Opioids change a person’s brain chemistry—leading to drug tolerance. This means—over time, either the full or partial opioid agonist dose needs to be increased in order to achieve the same effect. When you are taking opioids for over a long period of time—it produces dependence—such that when you stop taking the drug—it causes physical and psychological opioid withdrawal symptoms.
The Difference Between Opioid-Dependent Versus Being an Opioid Addict
Opioid dependence and opioid addiction are different. Although most people confuse both dependences on opioids and opioid addiction—there are several distinctions between the two conditions. For example—people who are dependent on Cns depressants are referred to as being physically dependent on the substance (Cns depressants). Dependence is distinguished by the manifestation of withdrawal and tolerance. Although it is possible to keep a physical dependency without becoming addicted to it—but addiction is just right around the corner.
On the other hand—addiction is characterized by a behavioral change generated by the biochemical adaptations in the brain after continued substance abuse. The use of substances becomes the main focus of an addict—regardless of the damage they may cause to others or themselves. Addiction causes a person to act irrationally whenever they don’t take the substance they are addicted to into their system.

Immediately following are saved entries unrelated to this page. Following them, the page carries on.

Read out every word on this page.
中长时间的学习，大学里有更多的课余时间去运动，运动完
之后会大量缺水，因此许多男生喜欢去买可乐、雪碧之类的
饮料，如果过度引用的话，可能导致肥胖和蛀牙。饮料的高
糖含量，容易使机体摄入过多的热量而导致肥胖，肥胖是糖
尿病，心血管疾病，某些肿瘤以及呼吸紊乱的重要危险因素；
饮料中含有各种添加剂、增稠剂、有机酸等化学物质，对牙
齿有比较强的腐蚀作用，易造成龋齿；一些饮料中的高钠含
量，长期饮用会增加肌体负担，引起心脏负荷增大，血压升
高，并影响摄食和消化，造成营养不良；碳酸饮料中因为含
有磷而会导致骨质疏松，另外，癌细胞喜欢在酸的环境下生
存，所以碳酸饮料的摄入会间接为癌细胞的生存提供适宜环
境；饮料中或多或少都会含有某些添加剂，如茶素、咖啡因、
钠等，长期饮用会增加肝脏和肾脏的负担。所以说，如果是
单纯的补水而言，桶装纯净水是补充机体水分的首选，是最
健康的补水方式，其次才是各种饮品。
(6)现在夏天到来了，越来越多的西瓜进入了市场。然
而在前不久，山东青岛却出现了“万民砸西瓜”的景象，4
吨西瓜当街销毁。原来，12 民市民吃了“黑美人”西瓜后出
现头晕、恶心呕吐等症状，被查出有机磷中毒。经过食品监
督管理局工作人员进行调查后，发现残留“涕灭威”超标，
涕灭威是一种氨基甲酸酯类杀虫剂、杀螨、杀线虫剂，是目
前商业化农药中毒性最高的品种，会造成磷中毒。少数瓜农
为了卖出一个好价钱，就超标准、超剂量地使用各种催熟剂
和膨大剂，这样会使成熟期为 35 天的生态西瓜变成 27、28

How to use Sublingual Buprenorphine as Substance Abuse Treatment
A healthcare provider will give you a medication guide along with your Sublingual Buprenorphine. For a more effective treatment—patients undergoing this addiction treatment should only use this prescription drug as directed by the healthcare provider. This prescription drug is placed under the tongue for 5 to 10 minutes until it dissolves completely.
If the patient is prescribed more than one buprenorphine dose every day—all tablets can be placed under the tongue at once. Just remember that sublingual buprenorphine addiction treatment should not be swallowed nor chewed—as it will become ineffective. After the sublingual buprenorphine totally dissolves under the tongue—take a large gulp of water and gently swish it around your gums and teeth—then lastly—swallow the water. Doing so helps in preventing problems with your teeth.
Sublingual buprenorphine is commonly used for the first two days after the opioid withdrawal. Buprenorphine treatment also prevents Opioid withdrawal symptoms—especially severe withdrawal symptoms. Taking sublingual buprenorphine right after opioid withdrawal symptoms begin makes it more effective.
However—if sublingual buprenorphine is taken too soon or just right after using an opioid—then it will cause severe withdrawal symptoms. A patient’s sublingual buprenorphine dosage depends on the patient’s medical condition—as well as their response to the treatment. This is why healthcare providers strongly discourage increasing sublingual buprenorphine dosage without the doctor’s advice.
Also—if the patient suddenly stops taking sublingual buprenorphine—it can cause withdrawal symptoms—especially if the patient has been taking it for a long time. To prevent withdrawal symptoms—you may ask your doctor to lower your dosage gradually. Patients should consult the doctors right away if they are experiencing any withdrawal symptoms—such as breathing problems or respiratory depression, restlessness, mental health problem—especially anxiety (the feeling is similar to respiratory depression), and sudden mental and behavioral changes.
Patients should never inject buprenorphine hydrochloride without consulting a healthcare provider first. Injecting buprenorphine hydrochloride could cause withdrawal symptoms that could ruin the patient’s physical and mental health.
Methadone For Opioid Dependency in Pregnancy
I am waivered to prescribe buprenorphine—both Suboxone and Subutex. If the patient prefers to take either of these medications—I will prescribe these medications and work with them to manage their continuous care both during and after pregnancy.